Selain itu, alasan pendirian pura juga karena faktor kemendesakan: di Kabupaten Bekasi tak ada satu pun pura, padahal di sana ada 7.000 penganut Hindu. Untuk bisa beribadah, mereka harus menempuh perjalanan kurang lebih satu sampai dua jam menuju pura yang berada di Kota Bekasi (misalnya Pura Agung Tirta Bhuana).

Apabila pura tersebut berdiri, diperkirakan sanggup mengakomodir 5.000 orang, bahkan lebih.

Pande sudah mengajukan surat permohonan pada Maret 2019 kepada FKUB dan Kementerian Agama sesuai dengan amanat SKB dua menteri. Mereka juga mengaku sudah mengantongi 60 tanda tangan bukti persetujuan warga lokal dan 90 bukti tanda tangan calon jemaah. Saat ini data-data itu tinggal diverifikasi.

Oleh sebab itu ia heran masih ada saja warga yang menolak.

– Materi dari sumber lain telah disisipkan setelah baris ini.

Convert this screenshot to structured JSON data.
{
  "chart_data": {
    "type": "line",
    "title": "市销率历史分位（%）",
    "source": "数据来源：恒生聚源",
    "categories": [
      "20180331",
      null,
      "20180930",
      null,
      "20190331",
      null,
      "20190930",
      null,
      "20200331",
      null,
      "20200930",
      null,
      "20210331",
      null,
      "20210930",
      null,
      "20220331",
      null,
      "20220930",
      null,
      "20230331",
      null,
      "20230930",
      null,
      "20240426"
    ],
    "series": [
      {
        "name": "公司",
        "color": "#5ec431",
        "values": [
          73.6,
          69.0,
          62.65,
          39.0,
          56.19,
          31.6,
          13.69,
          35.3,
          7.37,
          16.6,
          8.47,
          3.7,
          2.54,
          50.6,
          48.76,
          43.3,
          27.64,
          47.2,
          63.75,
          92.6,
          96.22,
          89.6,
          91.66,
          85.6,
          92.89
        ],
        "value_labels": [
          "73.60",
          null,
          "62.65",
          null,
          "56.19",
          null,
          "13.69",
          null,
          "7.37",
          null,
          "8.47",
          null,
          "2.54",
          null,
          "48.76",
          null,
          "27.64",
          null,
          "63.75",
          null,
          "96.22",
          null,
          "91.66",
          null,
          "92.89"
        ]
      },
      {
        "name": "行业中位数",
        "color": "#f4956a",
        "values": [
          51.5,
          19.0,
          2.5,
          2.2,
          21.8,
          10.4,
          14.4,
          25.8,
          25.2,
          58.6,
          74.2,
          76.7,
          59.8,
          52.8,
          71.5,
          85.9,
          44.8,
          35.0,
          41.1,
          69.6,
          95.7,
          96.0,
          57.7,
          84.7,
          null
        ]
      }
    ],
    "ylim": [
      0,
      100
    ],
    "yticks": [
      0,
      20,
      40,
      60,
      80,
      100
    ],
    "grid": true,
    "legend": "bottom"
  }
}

"Korlapnya dari desa Banjarsari, itu seberangnya Sukahurip. Tapi mereka mengatasnamakan warga Sukahurip dan Banjarsari. Minjam nama. Mereka tidak paham bahwa warga lokal sebenarnya mendukung," ujarnya.

"Bukan Tokoh"

Ketua Forum Kerukunan Umat Beragama (FKUB) Kabupaten Bekasi, Athoillah Mursjid, mengatakan pihaknya belum bisa melakukan verifikasi 60 warga lokal yang disebut Pande telah menyetujui pembangunan pura. Warga masih sibuk bekerja.

"Selasa kemarin kami sudah coba datangi. Namun warga banyak masih yang bekerja, ada yang turun ke sawah," ujarnya kepada reporter Tirto, Rabu. Verifikasi perlu, katanya, untuk mengetahui "apakah benar atau tidak warga-warga itu tanda tangan; apakah mereka tahu itu untuk pembangunan pura," ujarnya.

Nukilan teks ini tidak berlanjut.